In 2016, challenging social studies and English classes would start. The Regents-level science class would still be offered, but the advanced class, currently earth science, would be switched to the living environment curriculum.
Champ said the district wants to “prepare students to access AP, upper level and advanced courses in high school.”
“Achievement is going up as well as access to other courses,” she said. “Other goals—preparing the greatest number of students to earn advanced regents diplomas. Our principals set goals around that every year.
We believe it’s a big indicator of college readiness.”
Schools would begin to increase the number of students taking advanced science in 2017, with a target for all “mainstream students” to enroll in the class by 2019.
“I want it loud and clear that we are not lowering expectations of our students,” Champ said. “We are raising them.”
Barbieri argued that the State University of New York’s admission reps that second-level algebra and trigonometry are the indicators of future mathematic success in college.
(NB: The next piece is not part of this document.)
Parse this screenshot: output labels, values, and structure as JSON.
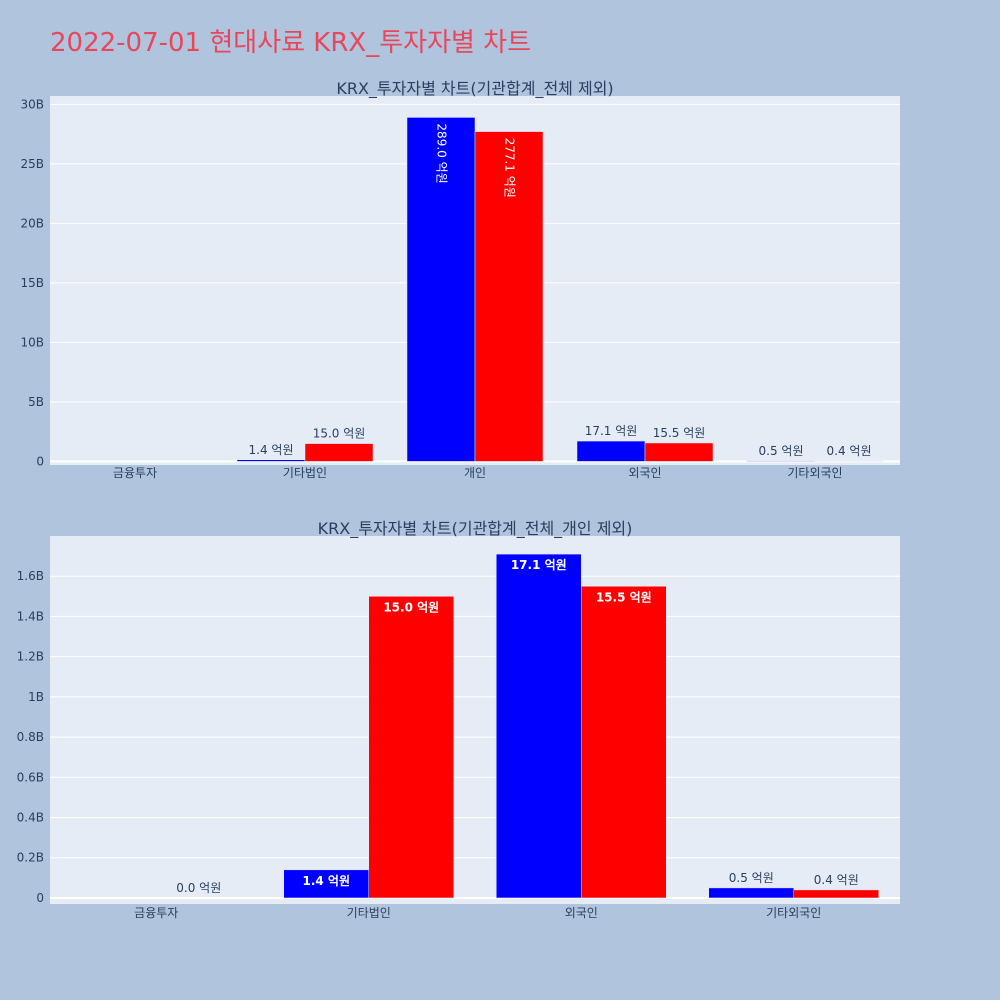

Furthermore, the continued roll-out of the heavily criticized common core curriculum still needs to be evaluated.
“I have no issue with students taking more challenging classes later on,” he said. “I’m just not sure that this shifting paradigm is the way to make sure that it happens.”
Champ indicated the shift would position middle school students to take advanced courses at the high school level. She admitted, however, that there will be challenges, including educating parents, their children and the teachers themselves.
“Obviously this is not something that happens easily or lightly, helping parents understand the new model. If they have older children coming through, they’ve gone through the current policy and are going to be curious about the changes,” Champ said.
New Hyde Park math teacher David Sims is worried about what he calls “differentiated instruction” would bring to the table if the plan is implemented.
“The basic idea is, you have students of different ability levels and you divide your lesson plan to address the different ability levels in that classroom,” he said. “If you have three different ability levels in a classroom—I still cannot come up with an answer in how to manage your time to cover everything in the curriculum. It’s hard to balance that time as a teacher.”
Brian Basil, a New Hyde Park math teacher, is concerned with the possible elimination of teachers due to this move. He’s opposed to differentiated instruction.
“I’m very skeptical of jargon that has been thrown around very casually in the pedagogical world,” Basil said. “I’m cautious about ambitious programs that seem to be designed to eliminate teachers.”
Ferrie said, “the last thing we want to do is lose teachers. We have fought to maintain our teaching staff. This board goes to Albany annually. I’ve seen them discuss this and there’s absolutely no intention to reduce our teaching staff.”